Mas não foi só a liberdade de pensamento e de expressão da ULB que me encantou, foi também a descoberta de Bruxelas, da sua arquitetura magnífica, dos belos parques e jardins, dos excelentes museus, do ambiente alegre dos seus restaurantes e brasseries e, sobretudo, da sua vida cultural rica e cosmopolita, a nível do teatro, da dança, do cinema, das artes plásticas, da literatura, da música e, claro, da BD. Foi, para mim, um tempo de descobertas fascinantes, a todos os níveis.
É verdade que nem tudo foi fácil, apesar do acolhimento cordial por parte da Universidade e dos belgas, em geral. A minha experiência ensinou-me que todo o exílio, tal como toda a emigração (no sentido em que é forçada), é sempre uma vivência dura de marginalidade e solidão, uma ruptura violenta com a família, os amigos, a língua, as paisagens, a luz, os sabores do seu país.
As partidas da memória
Mas a memória é frágil, prega-nos partidas, pois implica sempre um trabalho de reconstrução do passado.
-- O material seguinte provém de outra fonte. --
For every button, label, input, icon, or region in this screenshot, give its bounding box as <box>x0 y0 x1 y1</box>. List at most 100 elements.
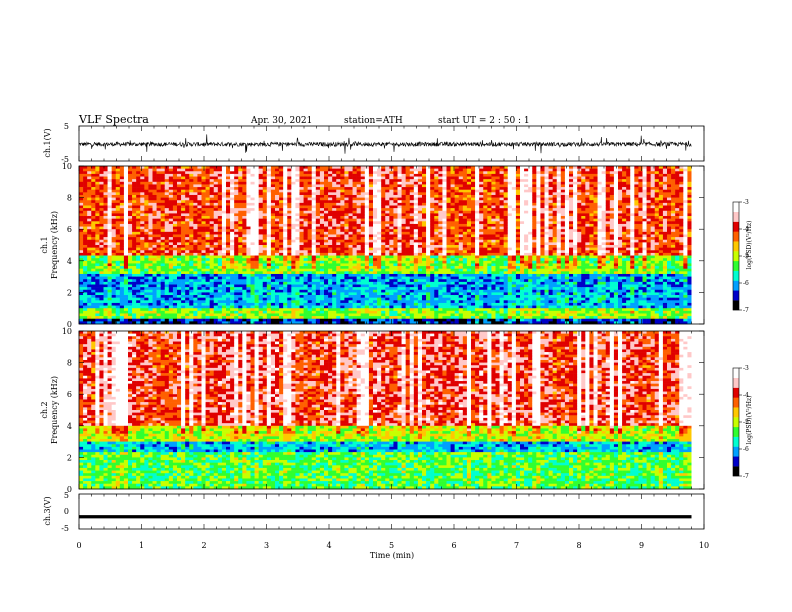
spectrogram-cell <box>87 279 92 283</box>
spectrogram-cell <box>250 250 255 254</box>
spectrogram-cell <box>119 252 125 256</box>
spectrogram-cell <box>377 300 382 304</box>
spectrogram-cell <box>128 168 133 172</box>
spectrogram-cell <box>389 263 394 267</box>
spectrogram-cell <box>226 245 231 248</box>
spectrogram-cell <box>201 223 206 227</box>
spectrogram-cell <box>254 221 259 225</box>
spectrogram-cell <box>381 260 386 264</box>
spectrogram-cell <box>254 281 259 285</box>
spectrogram-cell <box>389 266 394 269</box>
spectrogram-cell <box>340 234 345 238</box>
spectrogram-cell <box>217 289 223 293</box>
spectrogram-cell <box>385 181 390 185</box>
spectrogram-cell <box>315 273 321 277</box>
spectrogram-cell <box>250 279 255 283</box>
spectrogram-cell <box>352 205 357 209</box>
spectrogram-cell <box>360 189 366 193</box>
spectrogram-cell <box>213 176 219 180</box>
spectrogram-cell <box>409 192 415 196</box>
spectrogram-cell <box>95 205 100 209</box>
spectrogram-cell <box>197 192 202 196</box>
spectrogram-cell <box>315 226 321 230</box>
spectrogram-cell <box>254 166 259 169</box>
spectrogram-cell <box>258 255 264 259</box>
spectrogram-cell <box>279 213 284 217</box>
spectrogram-cell <box>401 221 406 225</box>
spectrogram-cell <box>99 284 104 288</box>
spectrogram-cell <box>336 284 341 288</box>
spectrogram-cell <box>193 229 198 233</box>
spectrogram-cell <box>230 316 235 320</box>
spectrogram-cell <box>368 171 374 175</box>
spectrogram-cell <box>246 271 251 275</box>
spectrogram-cell <box>83 237 88 241</box>
spectrogram-cell <box>205 313 210 317</box>
spectrogram-cell <box>144 189 149 193</box>
spectrogram-cell <box>123 263 129 267</box>
spectrogram-cell <box>368 310 374 314</box>
spectrogram-cell <box>107 197 112 201</box>
spectrogram-cell <box>352 187 357 190</box>
spectrogram-cell <box>172 321 178 325</box>
spectrogram-cell <box>405 250 411 254</box>
spectrogram-cell <box>270 184 276 188</box>
spectrogram-cell <box>303 321 308 325</box>
spectrogram-cell <box>324 281 329 285</box>
spectrogram-cell <box>307 313 313 317</box>
spectrogram-cell <box>168 260 174 264</box>
spectrogram-cell <box>258 231 264 235</box>
spectrogram-cell <box>217 305 223 309</box>
spectrogram-cell <box>291 184 296 188</box>
spectrogram-cell <box>409 208 415 212</box>
spectrogram-cell <box>401 255 406 259</box>
spectrogram-cell <box>148 210 153 214</box>
spectrogram-cell <box>389 276 394 280</box>
spectrogram-cell <box>128 197 133 201</box>
spectrogram-cell <box>128 213 133 217</box>
spectrogram-cell <box>360 316 366 320</box>
spectrogram-cell <box>315 184 321 188</box>
spectrogram-cell <box>283 239 288 243</box>
spectrogram-cell <box>299 255 304 259</box>
spectrogram-cell <box>287 292 292 296</box>
spectrogram-cell <box>79 237 84 241</box>
spectrogram-cell <box>111 263 117 267</box>
spectrogram-cell <box>344 205 349 209</box>
spectrogram-cell <box>230 179 235 183</box>
spectrogram-cell <box>270 223 276 227</box>
spectrogram-cell <box>136 295 141 298</box>
spectrogram-cell <box>266 181 272 185</box>
spectrogram-cell <box>107 202 112 206</box>
spectrogram-cell <box>213 284 219 288</box>
spectrogram-cell <box>319 287 325 291</box>
spectrogram-cell <box>177 287 182 291</box>
spectrogram-cell <box>319 276 325 280</box>
spectrogram-cell <box>303 250 308 254</box>
spectrogram-cell <box>238 321 243 325</box>
spectrogram-cell <box>287 284 292 288</box>
spectrogram-cell <box>291 289 296 293</box>
spectrogram-cell <box>148 173 153 177</box>
spectrogram-cell <box>160 181 166 185</box>
spectrogram-cell <box>148 263 153 267</box>
spectrogram-cell <box>279 252 284 256</box>
spectrogram-cell <box>132 234 137 238</box>
spectrogram-cell <box>95 321 100 325</box>
spectrogram-cell <box>397 287 402 291</box>
spectrogram-cell <box>246 308 251 312</box>
spectrogram-cell <box>136 260 141 264</box>
spectrogram-cell <box>352 316 357 320</box>
spectrogram-cell <box>107 221 112 225</box>
spectrogram-cell <box>103 237 108 241</box>
spectrogram-cell <box>234 205 239 209</box>
spectrogram-cell <box>205 168 210 172</box>
spectrogram-cell <box>311 247 317 251</box>
spectrogram-cell <box>123 221 129 225</box>
spectrogram-cell <box>385 200 390 204</box>
spectrogram-cell <box>99 200 104 204</box>
spectrogram-cell <box>356 289 362 293</box>
spectrogram-cell <box>226 250 231 254</box>
spectrogram-cell <box>205 187 210 190</box>
spectrogram-cell <box>172 316 178 320</box>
Daí que seja urgente recuperá-la, na medida do possível. E eu penso que os testemunhos individuais de uma época e de uma geração têm interesse, não só para nós, que os vivemos, mas também para as novas gerações e para os investigadores deste nosso passado recente.
Há, no entanto, um assunto sobre o qual me questiono: Como é que a cidade e a cultura do país em que vivemos os nossos exílios nos marcou e influenciou os nossos percursos de vida?
O que eu constato, a esta distância de cinco décadas, é que, nos ex exilados da Bélgica há, de um modo geral, no pós 25 de Abril, uma certa marginalidade em relação poder político e cultural. Isto mesmo quando se afirmaram de modo original e criativo nas suas áreas profissionais e/ou artísticas. Estou a pensar, por exemplo, no Al Berto, considerado um poeta maldito, ou no Francisco Palma Dias, ainda hoje um poeta desconhecido, tal como o seu irmão Jacinto Palma Dias, um historiador brilhante e incómodo; na Gabriela Llansol, na literatura, com a sua escrita singular e fulgurante; no José Álvaro Morais, hoje um cineasta de culto, mas que viveu sempre no limiar da miséria e que poucos filmes conseguiu realizar; no João Brites, no teatro, com o seu “Bando” (um teatro para mudar o mundo), ou no João Luís com o seu “Pé de Vento”, no Porto, ou até mesmo, no caso do jornalismo, no Torquato Sepúlveda, sempre tão combativo (entre muitos outros, claro).
Os ex-exilados da Bélgica
Ora que os ex exilados da Suíça foram logo quase todos para lugares de grande responsabilidade política no pós 25 de Abril. Lugares que desempenharam, em geral, com competência, não discuto isso. Só constato que tiveram apetência pelo exercício do poder político.
E eu pergunto-me se uma certa distância crítica em relação ao poder dos ex exilados da Bélgica não terá sido influenciada, justamente, pela cultura do país em que vivemos, cosmopolita e democrática, é certo, mas não se tomando muito a sério como país, caracterizando-se por uma certa auto ironia, um certo esprit de dérision – que leva os belgas a não terem grandes ilusões sobre o seu papel no mundo e os torna, aliás, bem simpáticos. E que se exprime tão bem no pequeno e truculento Maneken Pis (a quem nós, portugueses, chamávamos o Manecas mijão), na lenda de Ulenspiegel, essa obra prima de Charles de Coster, na pintura surrealista (Magritte/Delvaux), no humor corrosivo das canções de Jacques Brel, no cinema absurdo de Jean Bucqoy sobre a vida sexual dos belgas e, sobretudo, na frescura e vivacidade da sua BD.
Eu sei que esta questão exigiria um estudo mais aprofundado para que se possam tirar conclusões fundamentadas. Mas a interrogação aqui fica, para quem quiser pegar nela e aprofundá-la.